For Ic, please observe. Collector current Ic is expressed in 2 components, the lower is "Ico" which is collector leakage current due to c-b junction reverse bias, a small value. Most bjt users are familiar with Ico.
The upper expression details Ic as a current source whose control parameter is given as "alpha_n*Ie". Alpha_n is alpha in "normal mode" i.e. the right side up bjt. "Alpha_i" is the inverse alpha value for upside down bjt.
Refer to the lower figure, The 3 bjt regions are modeled as resistances re, rb, and rc. The collector has a CCCS across rc. This current controlled current source is controlled by Ie with alpha_n as a parameter. Let me emphasize that in the infancy of the bjt, the current which controls Ic is not Ib, but rather Ie.

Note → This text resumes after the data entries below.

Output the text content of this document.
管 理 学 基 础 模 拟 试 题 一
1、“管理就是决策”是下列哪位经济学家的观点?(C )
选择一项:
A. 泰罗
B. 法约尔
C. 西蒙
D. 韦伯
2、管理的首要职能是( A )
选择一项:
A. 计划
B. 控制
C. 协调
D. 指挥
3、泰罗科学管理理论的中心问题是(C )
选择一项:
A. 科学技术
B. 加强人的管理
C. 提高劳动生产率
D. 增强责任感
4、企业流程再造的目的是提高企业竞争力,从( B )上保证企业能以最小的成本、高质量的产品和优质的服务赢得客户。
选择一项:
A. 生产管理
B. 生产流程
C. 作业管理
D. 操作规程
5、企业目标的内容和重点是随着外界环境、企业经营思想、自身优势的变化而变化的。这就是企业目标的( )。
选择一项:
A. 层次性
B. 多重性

This is a very old paper, and much new info regarding bjt operation exists now. But 1 fact that cannot be refuted is that the number of charge carriers "collected" in a time span by the collector, is dictated by the number of carriers "emitted" by the emitter in that time span.
Of course, Vbe, Ies, Ics, Vbc, Vbe, etc., are involved. I never attempted to deny the role that other factors play. Although the E-M equations express Ie/Ic as a function of Vbe and Vbc, they model the collector current as a current source controlled by Ie. The rc resistance across the current source accounts for Early effect. The Ic value does vary with Vce, so it is a current source with less than infinite shunt resistance. The rc inclusion accounts for Early effect.

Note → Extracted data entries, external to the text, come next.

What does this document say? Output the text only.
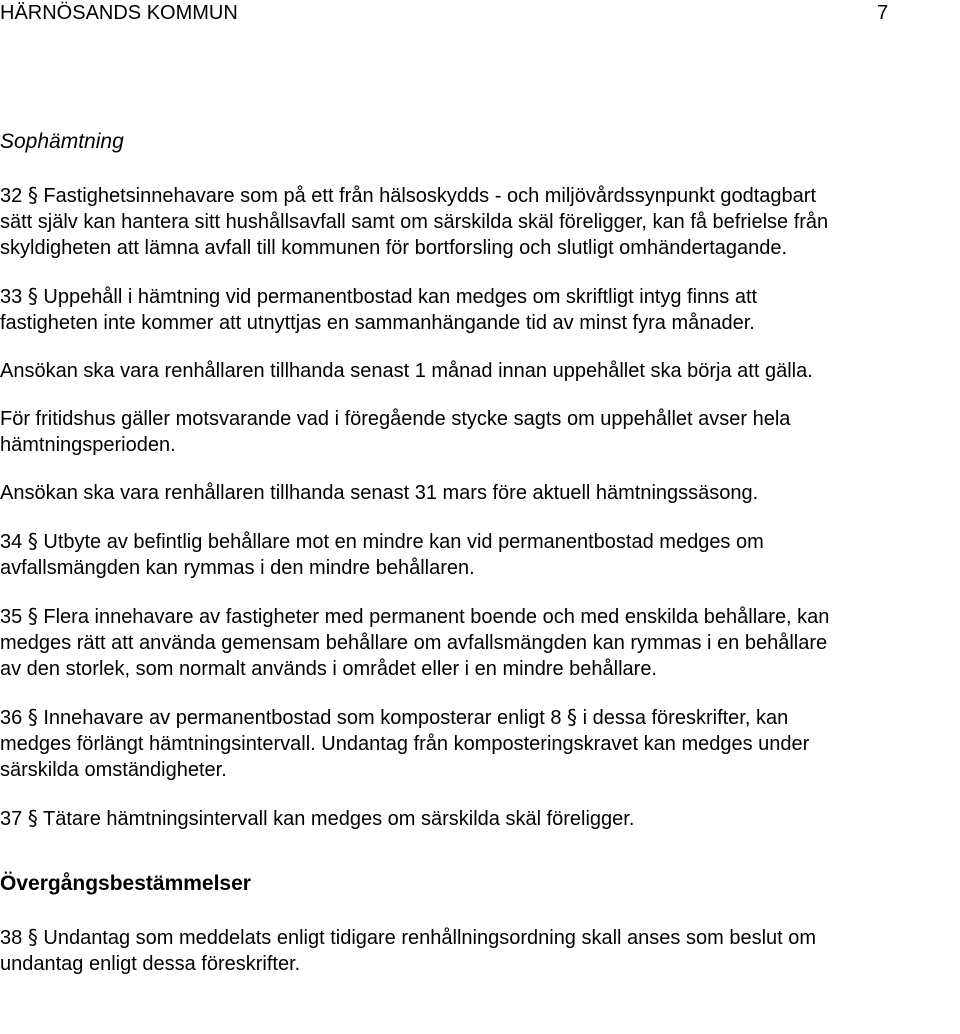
HÄRNÖSANDS KOMMUN	7
Sophämtning
32 § Fastighetsinnehavare som på ett från hälsoskydds - och miljövårdssynpunkt godtagbart
sätt själv kan hantera sitt hushållsavfall samt om särskilda skäl föreligger, kan få befrielse från
skyldigheten att lämna avfall till kommunen för bortforsling och slutligt omhändertagande.
33 § Uppehåll i hämtning vid permanentbostad kan medges om skriftligt intyg finns att
fastigheten inte kommer att utnyttjas en sammanhängande tid av minst fyra månader.
Ansökan ska vara renhållaren tillhanda senast 1 månad innan uppehållet ska börja att gälla.
För fritidshus gäller motsvarande vad i föregående stycke sagts om uppehållet avser hela
hämtningsperioden.
Ansökan ska vara renhållaren tillhanda senast 31 mars före aktuell hämtningssäsong.
34 § Utbyte av befintlig behållare mot en mindre kan vid permanentbostad medges om
avfallsmängden kan rymmas i den mindre behållaren.
35 § Flera innehavare av fastigheter med permanent boende och med enskilda behållare, kan
medges rätt att använda gemensam behållare om avfallsmängden kan rymmas i en behållare
av den storlek, som normalt används i området eller i en mindre behållare.
36 § Innehavare av permanentbostad som komposterar enligt 8 § i dessa föreskrifter, kan
medges förlängt hämtningsintervall. Undantag från komposteringskravet kan medges under
särskilda omständigheter.
37 § Tätare hämtningsintervall kan medges om särskilda skäl föreligger.
Övergångsbestämmelser
38 § Undantag som meddelats enligt tidigare renhållningsordning skall anses som beslut om
undantag enligt dessa föreskrifter.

I have to concur because Shockley's equation is all important but it describes the I-V relation in any p-n junction, be it LED, rectifier, JFET g-s terminals, etc. But bjt action occurs by emitter carriers emitted, transiting through base, and collected by collector. If base region is super wide, say 1.0 mm, a huge number of holes would transit from base to emitter, even more electrons from emitter towards base. Very few electrons would reach the collector. Ib would about equal Ie, and Ic is small, merely leakage across reverse biased c-b junction.

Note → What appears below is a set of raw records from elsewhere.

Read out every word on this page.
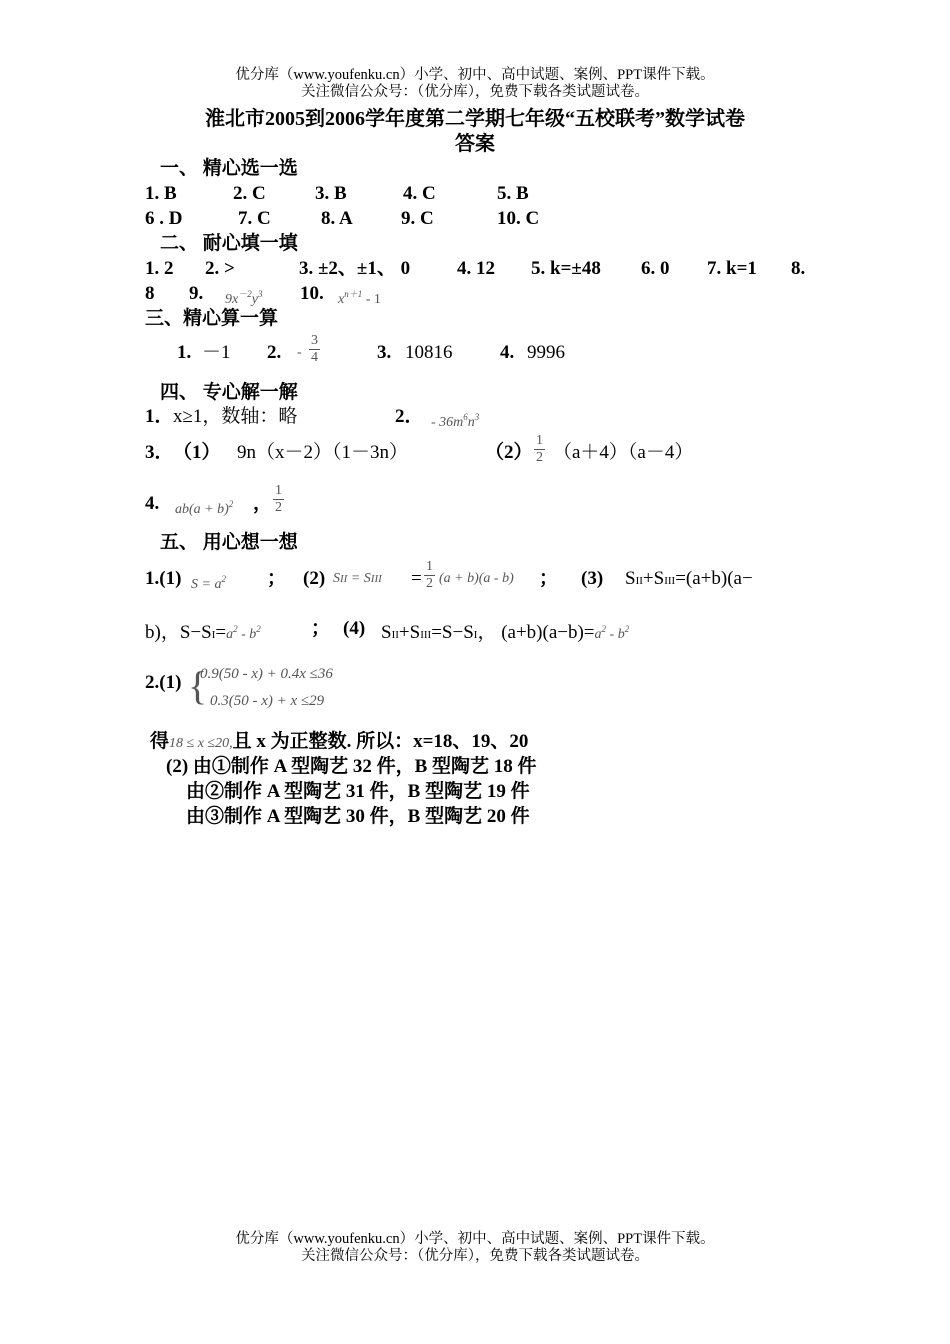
优分库（www.youfenku.cn）小学、初中、高中试题、案例、PPT课件下载。
关注微信公众号：（优分库），免费下载各类试题试卷。
淮北市2005到2006学年度第二学期七年级“五校联考”数学试卷
答案
一、 精心选一选
1. B	2. C	3. B	4. C	5. B
6 . D	7. C	8. A	9. C	10. C
二、 耐心填一填
1. 2 2. >	3. ±2、±1、 0 4. 12 5. k=±48 6. 0 7. k=1 8.
8 9. $9x^{-2}y^3$ 10. $x^{n+1} - 1$
三、精心算一算
1. －1 2. - $\frac{3}{4}$	3. 10816	4. 9996
四、 专心解一解
1． x≥1，数轴：略	2． - $36m^6n^3$
3． （1） 9n（x－2）（1－3n）	$(2) \frac{1}{2} (a+4)(a-4)$
4. $ab(a + b)^2$ ， $\frac{1}{2}$
五、 用心想一想
1.(1) $S = a^2$ ； (2) SII = SIII = $\frac{1}{2} (a + b)(a - b)$ ； (3) SII+SIII=(a+b)(a−
b)，$S-SI=a^2 - b^2$	； (4) SII+SIII=S−SI， $(a+b)(a-b)=a^2 - b^2$
2.(1) {
0.9(50 - x) + 0.4x ≤36
0.3(50 - x) + x ≤29
得18 ≤ x ≤20,且 x 为正整数. 所以：x=18、19、20
(2) 由①制作 A 型陶艺 32 件，B 型陶艺 18 件
由②制作 A 型陶艺 31 件，B 型陶艺 19 件
由③制作 A 型陶艺 30 件，B 型陶艺 20 件
优分库（www.youfenku.cn）小学、初中、高中试题、案例、PPT课件下载。
关注微信公众号：（优分库），免费下载各类试题试卷。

Shockley's equation says that the b-e junction exhibits an exponential I-V relation, or a logarithmic V-I relation, however you look at it. It certainly is correct. But with alpha near zero or at zero, there is zero transistor action. I believe that Drs. Ebers and Moll studied the device and ascertained that this relation:
Ic = alpha*Ie,
is the key to understanding bjt functioning. The Shockley is very important is it relates I to V. All amp stages possess both voltage and current gain. Alpha and beta give us the upper limit on current gain. The gm factor is derived from Shockley, and gm is the upper limit for stage transconductance. Transconductance times load resistance is overall stage voltage gain.
Shockley diode equation and gm provide useful info on the amp stage voltage gain ability. Beta and alpha convey current gain capability. They are both important since active devices have both greater than unity. The ability to increase both V & I is what makes active devices, such as the bjt, so attractive.
I see no reason to disagree with Drs. Ebers and Moll. BR.